As a whole Visionair just doesn't click. And despite this being Verbal's first solo release, he seems muted for much of it. Verbal stood at the forefront much more on M-Flo and Teriyaki boyz' releases. Namie, Lil' Wayne and Nicki Minaj all outshine him on their featured songs respectively. And when Verbal is going it alone on songs, the production is outshining him whilst he just verbally flounces and spits nonsense into the microphone. There is nothing on this album to make you take Verbal seriously because all he does for the most part is just banter over songs like a mixtape DJ. He has such a cool voice and a sick flow. It's just a downright shame he didn't utilize it to the best effect here.
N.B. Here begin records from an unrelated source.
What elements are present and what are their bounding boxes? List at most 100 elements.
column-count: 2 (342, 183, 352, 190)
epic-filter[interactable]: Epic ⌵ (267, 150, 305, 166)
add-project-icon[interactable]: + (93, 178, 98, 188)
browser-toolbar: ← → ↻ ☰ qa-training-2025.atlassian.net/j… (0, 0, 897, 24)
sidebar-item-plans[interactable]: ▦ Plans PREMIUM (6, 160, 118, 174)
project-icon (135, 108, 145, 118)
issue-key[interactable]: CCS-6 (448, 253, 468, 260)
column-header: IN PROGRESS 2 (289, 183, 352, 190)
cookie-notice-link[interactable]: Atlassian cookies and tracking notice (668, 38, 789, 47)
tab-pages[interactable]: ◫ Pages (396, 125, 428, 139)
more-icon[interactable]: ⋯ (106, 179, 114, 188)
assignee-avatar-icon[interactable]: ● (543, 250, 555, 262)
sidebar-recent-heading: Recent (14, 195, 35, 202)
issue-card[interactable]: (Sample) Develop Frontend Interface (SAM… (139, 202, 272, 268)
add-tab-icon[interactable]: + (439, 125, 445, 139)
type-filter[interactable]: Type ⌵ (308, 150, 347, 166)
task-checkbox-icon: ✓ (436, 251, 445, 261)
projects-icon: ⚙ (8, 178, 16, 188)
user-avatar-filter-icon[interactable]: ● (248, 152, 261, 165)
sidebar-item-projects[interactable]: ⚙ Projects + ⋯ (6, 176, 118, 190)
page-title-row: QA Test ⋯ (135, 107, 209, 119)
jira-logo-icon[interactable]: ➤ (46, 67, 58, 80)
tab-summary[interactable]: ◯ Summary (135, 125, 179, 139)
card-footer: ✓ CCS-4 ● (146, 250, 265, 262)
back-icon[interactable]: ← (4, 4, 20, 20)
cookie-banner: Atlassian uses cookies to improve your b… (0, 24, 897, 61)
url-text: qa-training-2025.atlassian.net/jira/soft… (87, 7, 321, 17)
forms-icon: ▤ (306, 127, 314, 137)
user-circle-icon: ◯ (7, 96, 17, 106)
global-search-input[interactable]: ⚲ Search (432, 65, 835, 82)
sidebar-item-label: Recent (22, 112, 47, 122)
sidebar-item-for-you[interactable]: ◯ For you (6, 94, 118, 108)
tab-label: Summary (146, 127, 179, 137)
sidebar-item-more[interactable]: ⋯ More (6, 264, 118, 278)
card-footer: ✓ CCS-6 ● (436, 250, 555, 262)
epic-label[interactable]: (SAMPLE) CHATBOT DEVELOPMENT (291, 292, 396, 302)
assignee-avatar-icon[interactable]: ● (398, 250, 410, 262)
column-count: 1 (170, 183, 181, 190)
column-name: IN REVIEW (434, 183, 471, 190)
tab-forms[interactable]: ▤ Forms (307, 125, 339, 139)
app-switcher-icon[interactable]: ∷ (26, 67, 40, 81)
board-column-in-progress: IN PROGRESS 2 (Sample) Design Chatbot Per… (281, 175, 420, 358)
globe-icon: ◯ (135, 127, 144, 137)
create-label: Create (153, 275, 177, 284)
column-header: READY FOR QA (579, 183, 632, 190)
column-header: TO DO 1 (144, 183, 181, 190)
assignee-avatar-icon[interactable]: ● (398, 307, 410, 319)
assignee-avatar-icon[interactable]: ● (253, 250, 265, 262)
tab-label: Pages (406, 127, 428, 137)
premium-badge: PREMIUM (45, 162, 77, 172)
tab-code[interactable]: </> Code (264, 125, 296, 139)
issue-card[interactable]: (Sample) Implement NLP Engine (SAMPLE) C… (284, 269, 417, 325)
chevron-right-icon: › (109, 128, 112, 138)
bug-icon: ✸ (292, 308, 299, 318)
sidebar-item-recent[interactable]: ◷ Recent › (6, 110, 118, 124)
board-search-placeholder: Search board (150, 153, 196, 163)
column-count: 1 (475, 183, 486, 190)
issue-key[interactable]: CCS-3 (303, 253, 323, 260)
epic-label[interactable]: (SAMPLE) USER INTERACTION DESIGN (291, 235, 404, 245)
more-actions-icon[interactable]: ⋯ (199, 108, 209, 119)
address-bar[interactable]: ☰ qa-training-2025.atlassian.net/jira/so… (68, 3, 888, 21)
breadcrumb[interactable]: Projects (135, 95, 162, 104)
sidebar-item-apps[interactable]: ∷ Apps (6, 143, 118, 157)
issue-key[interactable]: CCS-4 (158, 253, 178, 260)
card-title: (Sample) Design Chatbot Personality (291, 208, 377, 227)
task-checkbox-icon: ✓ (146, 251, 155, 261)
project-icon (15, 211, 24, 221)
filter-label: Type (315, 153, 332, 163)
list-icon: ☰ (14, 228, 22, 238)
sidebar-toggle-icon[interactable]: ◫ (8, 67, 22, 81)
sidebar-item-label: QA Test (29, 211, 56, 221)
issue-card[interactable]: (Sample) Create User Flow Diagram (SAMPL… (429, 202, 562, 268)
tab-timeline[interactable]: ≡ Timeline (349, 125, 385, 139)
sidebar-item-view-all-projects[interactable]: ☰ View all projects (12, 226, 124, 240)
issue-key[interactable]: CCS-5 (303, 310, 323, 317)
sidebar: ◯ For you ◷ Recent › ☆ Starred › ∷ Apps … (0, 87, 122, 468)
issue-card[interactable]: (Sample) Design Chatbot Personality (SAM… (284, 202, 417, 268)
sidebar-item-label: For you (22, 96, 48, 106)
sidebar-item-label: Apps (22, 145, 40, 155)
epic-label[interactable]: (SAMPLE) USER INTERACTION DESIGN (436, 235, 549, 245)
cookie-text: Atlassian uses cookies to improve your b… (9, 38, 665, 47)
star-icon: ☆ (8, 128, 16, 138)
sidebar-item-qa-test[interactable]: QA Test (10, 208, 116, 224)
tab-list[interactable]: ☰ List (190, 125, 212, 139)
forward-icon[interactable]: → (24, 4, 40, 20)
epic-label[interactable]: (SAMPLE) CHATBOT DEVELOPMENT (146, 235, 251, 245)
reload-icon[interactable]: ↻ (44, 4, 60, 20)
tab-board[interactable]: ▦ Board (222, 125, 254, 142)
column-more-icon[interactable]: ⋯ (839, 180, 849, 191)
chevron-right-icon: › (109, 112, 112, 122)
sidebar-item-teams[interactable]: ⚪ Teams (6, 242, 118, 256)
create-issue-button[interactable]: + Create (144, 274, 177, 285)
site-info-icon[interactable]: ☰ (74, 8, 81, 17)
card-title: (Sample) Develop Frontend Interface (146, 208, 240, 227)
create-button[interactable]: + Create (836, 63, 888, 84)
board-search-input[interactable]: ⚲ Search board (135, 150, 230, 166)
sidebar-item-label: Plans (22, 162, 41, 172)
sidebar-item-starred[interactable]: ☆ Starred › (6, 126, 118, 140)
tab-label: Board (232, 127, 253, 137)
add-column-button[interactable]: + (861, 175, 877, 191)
Visionair has some good songs. And the songs which are good are brilliant. But as a whole the album just sucks. It's too messy and too fragmented a release to really get into. And the charm that made Verbal so appealing as a part of M-Flo just seems void here. What we have here is an album which acts as vehicle for the producers involved rather than Verbal himself. If this was Verbal's intention all along, then he succeeded greatly. But if he hoped to get his name in people's mouths and make a name for himself as a rapper / part-time auto tuned singer, then the lil' guy failed - because he doesn't make enough noise to be taken notice of.

Album highlights:
■ Black out
■ Dope boy fresh
■ Change change J's fave
■ Stomp dem roach

Related album reviews: M-Flo's Cosmicolor | Teryiaki boyz's Beef or chicken


  1. I kinda wish he had did a song with Crystal Kay for this album. She'd do great with what ever sound. I'd really like to hear her do another hip-hop/r&b song again.

    I'll take her over Namie any day.

  2. It's a shame, the album is really good however i'm rather indifferent about it now that the truth about the album came out in this review. All the recycled verses from earlier songs/mixtapes, it's disappointing.

  3. I couldn't make up my mind about the album, so I searched for reviews of it.
    This one showed up and basically explained the album for me. I couldn't decide whether I like it or not, oddly enough, but after reading this, it becomes clear why I'm so confused by it.

    Great review, totally spot on and I have to agree 100% with what you've said.

  4. Great review. I have to agree with you on this review. The album sounds REALLY messy and jumpy. It does not sound coherent at all. Perhaps Verbal was just experimenting with this album. Hopefully his second album will be better.